The submarkets around the Port of Houston were the weakest in the Houston area from 2005 to 2014. A number of developers built millions of square feet of buildings on the promise that Houston’s Port infrastructure development around the container handling facilities and the widening of the Panama Canal would drive demand. While some success was achieved in that area, true growth in new construction and increasing rental rates has been fairly recent. The main impetus for this growth has been the increased output of the petrochemical plants – both in chemicals and plastic resin. The abundant energy source from the domestic oil and gas shale plays around the United States led to over $50 billion in new plant investment. Now that the expanded production capability is online, logistics providers have taken down almost all new industrial space that has been built in the Port submarkets at rental rates that have provided very solid returns to developers that built speculative buildings to meet this new demand. Also tied to the Port of Houston is continued growth in container traffic, with consumer products companies such as Wal-Mart, Home Depot and Ikea making significant investments and also considering additional real estate commitments.

Certainly, there are many promising statistics that speak to the overall strength of the Houston industrial market. In spite of tepid economic growth over the past 3 years, industrial absorption rates has remained steady as new construction has declined across the region. Houston continues to be a market leader in high 95%+ occupancy rates and in stability of rental rates.
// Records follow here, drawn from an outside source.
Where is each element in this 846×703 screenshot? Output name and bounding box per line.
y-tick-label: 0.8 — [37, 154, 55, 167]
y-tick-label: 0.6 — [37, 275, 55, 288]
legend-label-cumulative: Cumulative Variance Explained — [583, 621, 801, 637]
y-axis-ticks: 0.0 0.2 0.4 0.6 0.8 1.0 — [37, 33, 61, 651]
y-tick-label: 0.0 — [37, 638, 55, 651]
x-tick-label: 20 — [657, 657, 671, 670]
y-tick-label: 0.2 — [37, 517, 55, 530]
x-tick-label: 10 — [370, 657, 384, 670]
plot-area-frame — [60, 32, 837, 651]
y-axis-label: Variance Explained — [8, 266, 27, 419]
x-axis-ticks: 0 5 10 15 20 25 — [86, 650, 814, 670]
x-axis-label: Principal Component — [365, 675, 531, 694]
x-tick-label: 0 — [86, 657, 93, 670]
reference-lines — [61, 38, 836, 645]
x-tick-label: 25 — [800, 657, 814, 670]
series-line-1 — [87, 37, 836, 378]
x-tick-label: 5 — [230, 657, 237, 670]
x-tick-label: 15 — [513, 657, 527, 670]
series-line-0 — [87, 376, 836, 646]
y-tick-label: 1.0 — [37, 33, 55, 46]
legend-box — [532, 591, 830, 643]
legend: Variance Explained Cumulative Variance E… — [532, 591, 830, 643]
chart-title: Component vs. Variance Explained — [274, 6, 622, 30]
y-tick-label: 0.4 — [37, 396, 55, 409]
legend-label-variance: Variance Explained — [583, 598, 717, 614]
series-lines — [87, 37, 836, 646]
Even with remaining uncertainty in the oil and gas sector of the economy, Houston’s industrial market has shown a resilient ability to adapt to continually evolving economic forces. Looking into the future, we see continued disruption and growth in the e-commerce arena, increasing use of the Port of Houston infrastructure to handle inbound containerized consumer goods and outbound raw material shipments, natural population growth and in-bound migration that will drive increased consumer spending and eventual stabilization of the global oil and gas economy. Mainly, as has been proven for almost 180 years of Houston economic history, the economy will adapt to changing market forces and intelligent investors, whether industrial developers, private investors, or entrepreneurs that drive economic growth will benefit by making the right bet on Houston’s resiliency.

Vacancy & Availability

Houston’s average industrial vacancy rate increased 10 basis points from 5.3% to 5.4% over the quarter. At the end of the fourth quarter, Houston had 28.1M SF of vacant industrial space for direct lease and an additional 1.6M SF of vacant sublease space. Among the major industrial corridors, the Northeast Corridor has the lowest vacancy rate at 3.0%, followed by the South Corridor at 3.5% and the Southeast Corridor at 4.2%. The largest percentage of vacant space is located in the North Corridor which has a 7.7% vacancy rate.

Leasing Activity

Houston’s industrial leasing activity increased 11.8% over the quarter from 5.0M SF in Q3 2017 to 5.6M SF in Q4 2017. Total 2017 leasing activity which includes renewals reached 23.7M SF. Most of the transactions consisted of leases for 50,000 SF or less, but there were several larger deals that occurred.

Under Construction

Currently 6.4M SF of industrial space is under construction in Houston and 29.3% is pre-leased. Only 3.4% of the 4.6M SF of spec space under construction is pre-leased at this time. The largest project under construction is a 673,785-SF spec distribution warehouse located in the Northwest Outliers submarket.